Qui a provoqué cette nouvelle naissance dans ta carrière ?
Annie, une jeune femme qui m'a regardée vivre pendant deux ans, m'admirait comme comédienne et trouvait incroyable que je ne travaille pas. Elle m'a dit : "J'ai connu Laurent Boutonnat, je vais aller le voir." C'était une époque où j'étais dans le désespoir total et ça a été une rencontre des plus magiques. Mais j'ai pris peur, car c'est quelqu'un d'important dans le show-business.
A cause de Giorgino et de tous les clips qu'il a réalisés pour M. Farmer ?

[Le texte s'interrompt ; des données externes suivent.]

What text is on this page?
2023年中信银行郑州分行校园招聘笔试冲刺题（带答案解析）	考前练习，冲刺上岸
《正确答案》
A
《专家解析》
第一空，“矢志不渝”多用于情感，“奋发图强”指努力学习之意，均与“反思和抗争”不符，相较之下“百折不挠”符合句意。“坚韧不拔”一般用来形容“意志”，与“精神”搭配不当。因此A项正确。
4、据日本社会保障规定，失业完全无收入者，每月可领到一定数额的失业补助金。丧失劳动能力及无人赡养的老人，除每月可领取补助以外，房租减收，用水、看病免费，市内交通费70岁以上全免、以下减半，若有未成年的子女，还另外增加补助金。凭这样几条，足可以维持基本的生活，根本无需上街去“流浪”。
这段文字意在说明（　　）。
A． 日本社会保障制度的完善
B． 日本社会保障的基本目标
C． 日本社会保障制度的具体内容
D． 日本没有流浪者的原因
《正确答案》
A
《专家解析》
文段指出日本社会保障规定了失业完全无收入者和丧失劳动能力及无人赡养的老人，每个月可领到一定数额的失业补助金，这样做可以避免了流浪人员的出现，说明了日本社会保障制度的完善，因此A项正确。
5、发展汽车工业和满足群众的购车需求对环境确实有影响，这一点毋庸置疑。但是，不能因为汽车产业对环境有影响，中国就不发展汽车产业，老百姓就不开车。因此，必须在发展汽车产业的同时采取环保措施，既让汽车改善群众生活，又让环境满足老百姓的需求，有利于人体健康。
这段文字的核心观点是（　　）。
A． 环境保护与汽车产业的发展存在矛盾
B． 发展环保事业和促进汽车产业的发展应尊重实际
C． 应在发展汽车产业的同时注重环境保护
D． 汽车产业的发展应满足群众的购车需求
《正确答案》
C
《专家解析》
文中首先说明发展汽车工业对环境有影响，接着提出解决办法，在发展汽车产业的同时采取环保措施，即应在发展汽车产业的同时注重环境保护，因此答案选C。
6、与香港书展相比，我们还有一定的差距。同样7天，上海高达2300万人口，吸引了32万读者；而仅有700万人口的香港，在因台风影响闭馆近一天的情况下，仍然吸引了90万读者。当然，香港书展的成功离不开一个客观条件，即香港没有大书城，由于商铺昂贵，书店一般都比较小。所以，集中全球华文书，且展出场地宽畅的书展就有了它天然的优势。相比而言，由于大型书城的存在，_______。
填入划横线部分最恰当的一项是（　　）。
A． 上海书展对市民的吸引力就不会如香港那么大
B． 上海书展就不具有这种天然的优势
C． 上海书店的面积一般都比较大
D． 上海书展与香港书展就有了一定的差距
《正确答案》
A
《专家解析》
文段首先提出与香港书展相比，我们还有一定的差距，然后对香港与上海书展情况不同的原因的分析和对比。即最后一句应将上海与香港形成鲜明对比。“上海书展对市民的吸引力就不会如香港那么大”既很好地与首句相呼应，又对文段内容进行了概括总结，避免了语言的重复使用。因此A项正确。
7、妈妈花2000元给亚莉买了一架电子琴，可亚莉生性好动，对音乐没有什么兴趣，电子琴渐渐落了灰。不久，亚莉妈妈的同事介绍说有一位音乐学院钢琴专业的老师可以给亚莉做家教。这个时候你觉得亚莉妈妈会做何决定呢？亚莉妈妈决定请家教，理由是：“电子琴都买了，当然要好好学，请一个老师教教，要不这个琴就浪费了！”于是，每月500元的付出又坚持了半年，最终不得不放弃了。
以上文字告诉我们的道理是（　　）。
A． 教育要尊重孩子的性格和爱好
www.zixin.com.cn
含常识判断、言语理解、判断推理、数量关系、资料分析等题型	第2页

Il est cinéaste avant tout. Là, il cherchait une interprète sachant chanter en espagnol. Il m'a proposé Hasta Siempre car je suis d'origine espagnole par ma mère et sicilienne par mon père. Au départ, Hasta Siempre, c'est une complainte, c'est très doux, et on en a fait un hymne.
Boutonnat a-t-il réalisé tous les arrangements ?
Oui, et il a produit le disque. C'est un très bon guide. Là, on prépare un deuxième single et un album.
Qui va écrire ces nouvelles
chansons ? Ce seront encore des reprises ?
Non, car j'écris et je compose. La musique sera un mélange de nos écritures. Dans le même esprit que Hasta Siempre mais je veux garder mes messages, parce que la chanson a l'avantage par rapport au cinéma de pouvoir exprimer ses propres sensations avec ses mots à soi. Pas celles de personnages.
Laurent Boutonnat n'a-t-il pas cherché à travers toi une nouvelle interprète pour remplacer Mylène Farmer ?
Je ne pense pas. Le projet de Hasta Siempre existait déjà depuis quelque temps. Quelqu'un l'avait proposé à Laurent qui était parti en week-end avec. Il a tâtonné, et je suis arrivée quand ce fut prêt. Cela s'est fait très vite et très humainement, sans calcul ni de sa part ni de la mienne.
As-tu rencontré Mylène ?
Je n'ai pas eu cette chance. D'abord, elle n'habite pas ici, et puis son histoire avec Laurent ne me regarde pas.
Sa longue collaboration avec Mylène te permettait-elle de lui faire plus facilement confiance ?
Non, pas vraiment, car il y avait le danger de refaire du déjà-entendu.
Appréciais-tu l'univers noir, mystique qu'il avait créé pour elle ?
Oui ! On dit d'Hasta Siempre que c'est son clip le plus humain. C'est vrai que là, il y a la maternité qui entre en jeu, la révolution au service de la vie. Cette idée me correspond bien. Les femmes prennent chacune un chemin différent pour arriver au même endroit : la paix, avec l'idée que l'accouchement contribue à la perpétuité de la race humaine. Aujourd'hui, Laurent a défini sa vision, il reste à déterminer mon univers. Je suis quelqu'un de charnel, je travaille sur d'autres cordes que Mylène. Disons qu'elle est bergmanienne et moi fellinienne.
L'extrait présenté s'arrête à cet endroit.